Dänische Künstlerin Madame Nielsen

Hinter rechtsextreme Fassaden blicken

Viele Menschen und Deutschlandfahnen sind zu sehen während einer rechten Demo in Chemnitz
Teilnehmer einer Demonstration von AfD und dem ausländerfeindlichen Bündnis Pegida, der sich auch Teilnehmer der Kundgebung der rechtspopulistischen Bürgerbewegung Pro Chemnitz anschlossen © picture-alliance / dpa / Ralf Hirschberger
Madame Nielsen im Gespräch mit Frank Meyer · 16.11.2018
Sie schreibt Romane, singt Lieder und tanzt Ballett – doch Madame Nielsen ist der Welt nicht abgewandt. Sie versucht, hinter die Vorstellungen von Menschen zu gucken und ihr Wesen zu ergründen. Zuletzt traf sie Rechtsextreme und den AfD-Philosophen Marc Jongen.
Frank Meyer: Das Literaturhaus Berlin, das wird heute übernommen, übernommen von Madame Nielsen. Das ist eine dänische Autorin, Musikerin, Publizistin, Performance-Künstlerin. Sie wurde geboren als Claus Beck-Nielsen. Claus Beck-Nielsen war in den 90er-Jahren Mitglied der legendären Performance-Gruppe "The Wooster Group" in New York, der hat eine Zeit lang auch ohne Papiere auf der Straße gelebt und später begonnen, elegante Kleider zu tragen und sich zu verwandeln in Madame Nielsen. Und Madame Nielsen ist jetzt hier bei uns im Studio, seien Sie herzlich willkommen!
Madame Nielsen: Vielen Dank!
Meyer: Was haben Sie denn vor, wenn Sie jetzt das Berliner Literaturhaus übernehmen, in was für einen Ort wollen Sie das Haus verwandeln?
Madame Nielsen: In einen Unort vielleicht. Ich will ein bisschen Unordnung oder neue formale Ordnung schaffen. Es wird eine Ausstellung von meinem Lebenswerk oder vielleicht die vielen … Jeder Mensch hat ja viele Leben in sich, und ich habe viele Leben gehabt. Und es wird so eine große Ausstellung in dem ganzen Haus, und es wird eine Lesung aus meinem Roman "Der endlose Sommer", der hier so ein kleiner Erfolg geworden ist …

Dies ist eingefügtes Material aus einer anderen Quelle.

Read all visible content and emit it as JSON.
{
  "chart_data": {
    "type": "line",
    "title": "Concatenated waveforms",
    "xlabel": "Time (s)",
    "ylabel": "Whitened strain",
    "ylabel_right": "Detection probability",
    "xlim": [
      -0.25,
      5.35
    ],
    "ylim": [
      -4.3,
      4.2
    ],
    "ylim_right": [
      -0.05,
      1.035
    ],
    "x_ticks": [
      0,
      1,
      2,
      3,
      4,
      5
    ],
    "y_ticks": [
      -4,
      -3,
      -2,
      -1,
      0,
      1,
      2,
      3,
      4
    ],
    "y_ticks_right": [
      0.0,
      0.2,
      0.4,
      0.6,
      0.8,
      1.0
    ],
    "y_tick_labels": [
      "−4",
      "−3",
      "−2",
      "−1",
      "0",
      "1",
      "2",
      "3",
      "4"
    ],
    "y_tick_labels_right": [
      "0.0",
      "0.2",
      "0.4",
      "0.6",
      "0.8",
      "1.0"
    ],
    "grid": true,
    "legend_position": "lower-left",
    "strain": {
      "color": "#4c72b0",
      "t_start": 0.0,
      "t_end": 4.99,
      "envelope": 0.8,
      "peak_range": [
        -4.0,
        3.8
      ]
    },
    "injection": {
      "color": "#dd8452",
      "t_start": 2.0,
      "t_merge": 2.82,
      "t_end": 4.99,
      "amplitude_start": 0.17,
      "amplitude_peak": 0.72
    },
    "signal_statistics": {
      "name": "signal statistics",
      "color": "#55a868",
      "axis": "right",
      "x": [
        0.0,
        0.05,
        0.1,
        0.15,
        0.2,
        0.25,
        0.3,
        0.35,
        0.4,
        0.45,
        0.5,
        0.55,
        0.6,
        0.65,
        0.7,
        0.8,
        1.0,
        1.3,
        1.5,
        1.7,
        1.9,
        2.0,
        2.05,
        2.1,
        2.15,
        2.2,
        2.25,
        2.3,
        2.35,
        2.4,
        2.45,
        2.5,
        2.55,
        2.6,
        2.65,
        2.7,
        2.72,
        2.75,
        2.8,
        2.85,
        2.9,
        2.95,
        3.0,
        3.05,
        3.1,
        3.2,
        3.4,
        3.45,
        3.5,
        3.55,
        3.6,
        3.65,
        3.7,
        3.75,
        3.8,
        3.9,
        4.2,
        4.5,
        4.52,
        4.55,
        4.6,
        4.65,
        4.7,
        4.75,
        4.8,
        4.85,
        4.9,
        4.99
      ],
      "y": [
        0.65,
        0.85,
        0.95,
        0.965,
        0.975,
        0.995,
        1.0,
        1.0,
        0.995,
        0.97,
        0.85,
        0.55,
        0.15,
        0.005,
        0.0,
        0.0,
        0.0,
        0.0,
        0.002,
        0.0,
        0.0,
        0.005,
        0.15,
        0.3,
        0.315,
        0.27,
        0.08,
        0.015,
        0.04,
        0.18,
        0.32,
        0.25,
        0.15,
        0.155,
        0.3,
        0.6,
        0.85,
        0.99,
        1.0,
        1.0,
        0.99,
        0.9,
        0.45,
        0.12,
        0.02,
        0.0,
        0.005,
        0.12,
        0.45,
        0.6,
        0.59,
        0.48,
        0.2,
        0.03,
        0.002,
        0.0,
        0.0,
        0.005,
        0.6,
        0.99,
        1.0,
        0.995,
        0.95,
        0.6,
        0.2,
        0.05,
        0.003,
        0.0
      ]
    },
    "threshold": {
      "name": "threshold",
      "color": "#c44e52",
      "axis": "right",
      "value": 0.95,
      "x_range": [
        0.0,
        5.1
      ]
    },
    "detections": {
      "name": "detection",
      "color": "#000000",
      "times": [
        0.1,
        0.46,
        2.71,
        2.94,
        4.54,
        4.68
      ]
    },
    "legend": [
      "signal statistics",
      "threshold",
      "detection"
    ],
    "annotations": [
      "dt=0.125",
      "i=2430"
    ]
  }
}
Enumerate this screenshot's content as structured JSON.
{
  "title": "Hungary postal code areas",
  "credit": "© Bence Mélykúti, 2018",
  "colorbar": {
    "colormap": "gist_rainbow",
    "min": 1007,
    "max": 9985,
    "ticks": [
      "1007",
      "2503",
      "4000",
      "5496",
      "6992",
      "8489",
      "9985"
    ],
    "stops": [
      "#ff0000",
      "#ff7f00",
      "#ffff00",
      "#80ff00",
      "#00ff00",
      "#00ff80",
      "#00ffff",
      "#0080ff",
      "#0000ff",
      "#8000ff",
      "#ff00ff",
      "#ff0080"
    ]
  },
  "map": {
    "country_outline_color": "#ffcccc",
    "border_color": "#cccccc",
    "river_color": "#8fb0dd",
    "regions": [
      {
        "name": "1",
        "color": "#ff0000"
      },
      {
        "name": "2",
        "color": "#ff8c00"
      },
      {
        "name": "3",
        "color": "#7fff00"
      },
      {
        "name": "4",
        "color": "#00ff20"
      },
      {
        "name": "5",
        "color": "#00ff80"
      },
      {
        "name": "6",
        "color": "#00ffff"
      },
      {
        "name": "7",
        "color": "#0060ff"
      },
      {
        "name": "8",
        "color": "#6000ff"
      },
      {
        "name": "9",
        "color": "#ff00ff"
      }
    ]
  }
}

Madame Nielsen schreibt, singt und tanzt

Meyer: Genau, ist im Frühjahr hier erschienen.
Madame Nielsen: Ja, im Frühjahr. Und auch aus zwei anderen Romanen, die später bei Kiepenheuer & Witsch erscheinen werden, und dann wird Sabin Tambrea aus den drei Büchern lesen, und ich werde mit Julia Encke darüber sprechen, über mein Werk. Und dann wird es sogar zwei – weil so viele Leute sich gemeldet haben – zwei Konzerte um Mitternacht mit meinem Duo "The Nielsen Sisters". Und dann werden wir sehen, ob es später auch … Vielleicht tanz ich auch irgendein Ballett später mal durchs ganze Haus.
Meyer: Das Programm ist so vielfältig wie Ihre verschiedenen Leben, wie Sie sagen, gewesen sind, und die verschiedenen Künste, die Sie auch ausprobiert haben. Wenn wir auf Ihren Roman schauen, wie gesagt, im Frühjahr erschienen, "Der endlose Sommer", hier bei uns im Verlag Kiepenheuer & Witsch, können Sie uns vielleicht ein bisschen einführen in diesen Zustand? Was für ein endloser Sommer ist das in dem Buch?
Madame Nielsen: Oh ja. Dieser Zustand ist eine … Ich glaube, dass jeder Mensch irgendwann in seinem Leben in so eine Möglichkeit eines endlosen Sommers kommt. Hier ist es eine Gruppe von meistens jüngeren Menschen, die sich zufälligerweise … Plötzlich sind sie zusammen in einem weißen Bauernhaus auf dem Lande, und dort beginnt irgendwann so ein Leben außerhalb der Zeit. Die sind immer noch jung, ihr Leben ist immer noch offen, und alles ist möglich. Und man lebt in diesem Moment des "alles ist möglich", und das ist so ein Rausch. Und es ist eine Liebesgeschichte auch darin, mit einer älteren Frau und einem ganz jungen Mann, Künstler aus Portugal. Die ganze Geschichte wird von einer Erzählerin, die in Paris sitzt, eine ältere Frau wie ich – ich bin vielleicht noch nicht so alt, aber … Dann hört man auch ab und zu das ganze Leben von jedem …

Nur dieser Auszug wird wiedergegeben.